Freelancers’ advisers issue tax pleas ahead of Medium-Term Fiscal Plan

Self-employed sole traders like freelancers have emerged relatively unscathed from new chancellor Jeremy’s Hunt medley of tax policy U-turns on Monday.

Only incorporated freelancers (with limited companies) are hit by the U-turns, which mean IR35 reform repeal, a corporation tax cut, and a dividend tax cut are no longer going ahead.

But that isn’t stopping advisers to freelancers now appealing to Mr Hunt about what they want him to announce that will affect the self-employed, at his Medium Term Fiscal Plan.

'MTD is a big issue for self-employed'

Due on Oct. 31, the plan could be dominated by the chancellor fleshing out his U-turns, on top of details about the National Insurance Contributions increase reversal -- which is going ahead.  

While that reversal by the government under Liz Truss, who yesterday resigned as prime minister, means lower NICs payments by the self-employed, another issue is taxing them.

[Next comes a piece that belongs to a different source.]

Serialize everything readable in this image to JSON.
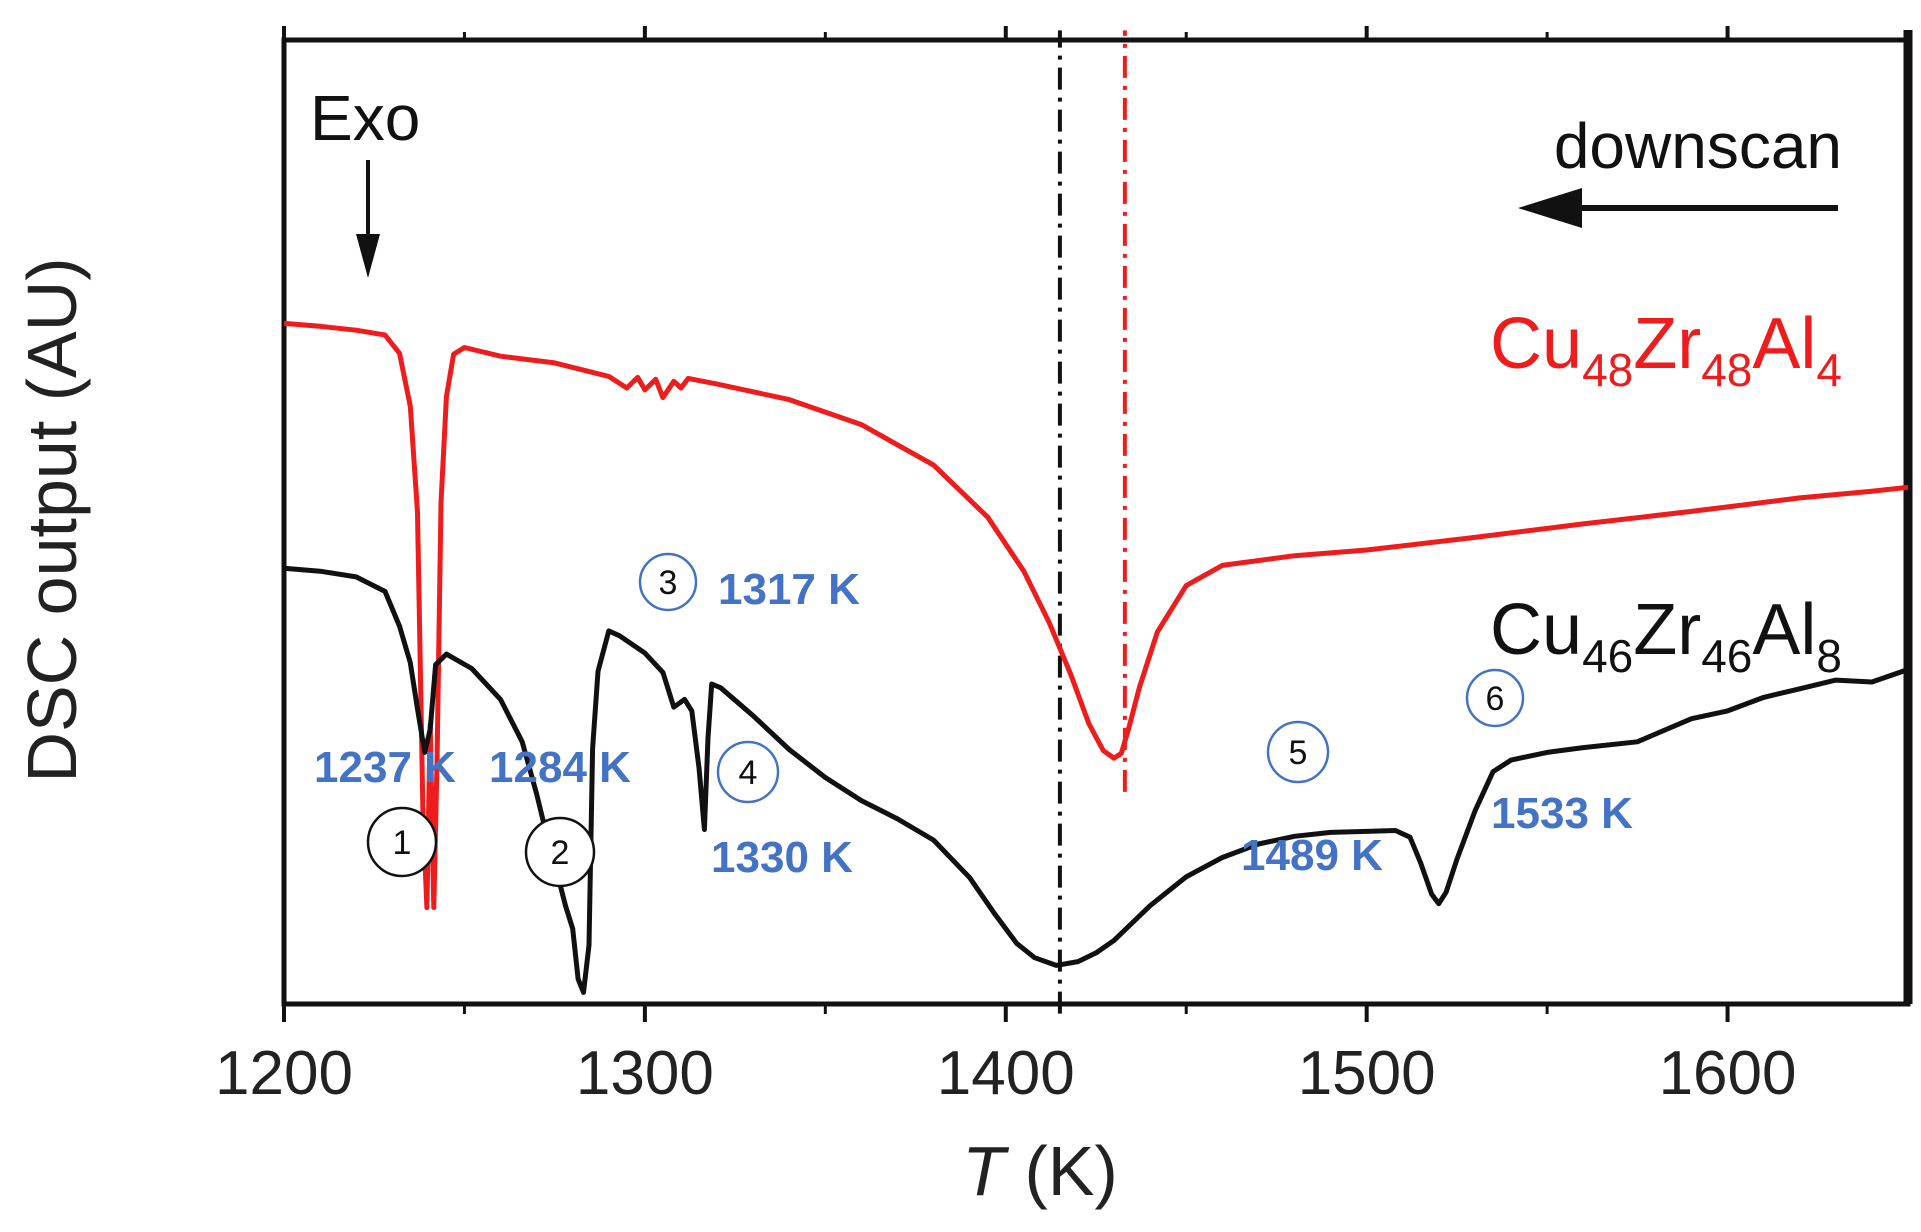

Or at least, it will tax them shortly -- mentally if not financially, unless Mr Hunt intervenes.

“One of the biggest issues for self-employed people at the moment is the government’s Making Tax Digital legislation,” Roan Lavery, CEO of FreeAgent told FreelanceUK.  

“The first phase of MTD -- MTD for VAT -- has already come into effect, while the next phase -- MTD for Income Tax Self-Assessment - ‘ITSA’- is scheduled for April 2024.

“This will see millions of self-employed people having to use digital software to keep their financial records and make quarterly submissions to HMRC, yet many [sole traders] are still in the dark about what the legislation is.”

'More worrying'

According to the accounting software platform, not even one in 10 small business owners can say they understand “everything” about MTD.

Almost one-third say they don’t understand “anything” about Making Tax Digital, and perhaps “more worryingly,” says Mr Lavery, eight per cent have never heard of MTD.

While low awareness of MTD is clearly an issue, actually, “there are so many concerns” with MTD for ITSA, “it is hard to know where to start,” says LITRG technical officer Meredith McCammond.

“HMRC will not offer its own free software; only a very small number of taxpayers were in the pilot; the £10,000 turnover threshold is too low and many of the technical details aren’t clear,” McCammond told FreelanceUK.

'Another delay to Making Tax Digital would be a relief'

Among those opaque details, is how MTD will interact with Universal Credit, but that’s not the only “substantial change” that self-employed people might need to make in their “day-to-day running of their business,” the Low Incomes Tax Reform Group  (LITRG) warns.

McCammond reflected: “If we saw something on October 31st about deferring the MTD for ITSA timetable, again, I think we on behalf of unrepresented taxpayers would breathe a huge sigh of relief.”

An MTD deferral isn’t the only appeal that the chancellor is receiving for his Halloween statement.  

'Chancellor should properly support low paid self-employed'

Independent work champion IWORK says it wants to see Mr Hunt unveil “some proper financial support” for the self-employed community’s lowest earners.

“This is particularly necessary as spiralling costs mean many people’s freelance income is insufficient to cover their outgoings. 

"As a result more people are looking for second jobs, side-hustles, or ‘gig economy’ work in order to make ends meet.” 

'Aid for second-jobbers needed'

Chief executive of IWORK, Julia Kermode added: “So I think the chancellor should implement tax breaks to support them so second-jobbers aren't penalised by basic rate deductions.

“And Mr Hunt should also raise the current £1,000 trading allowance so that people can earn more self-employed income before paying tax on it.”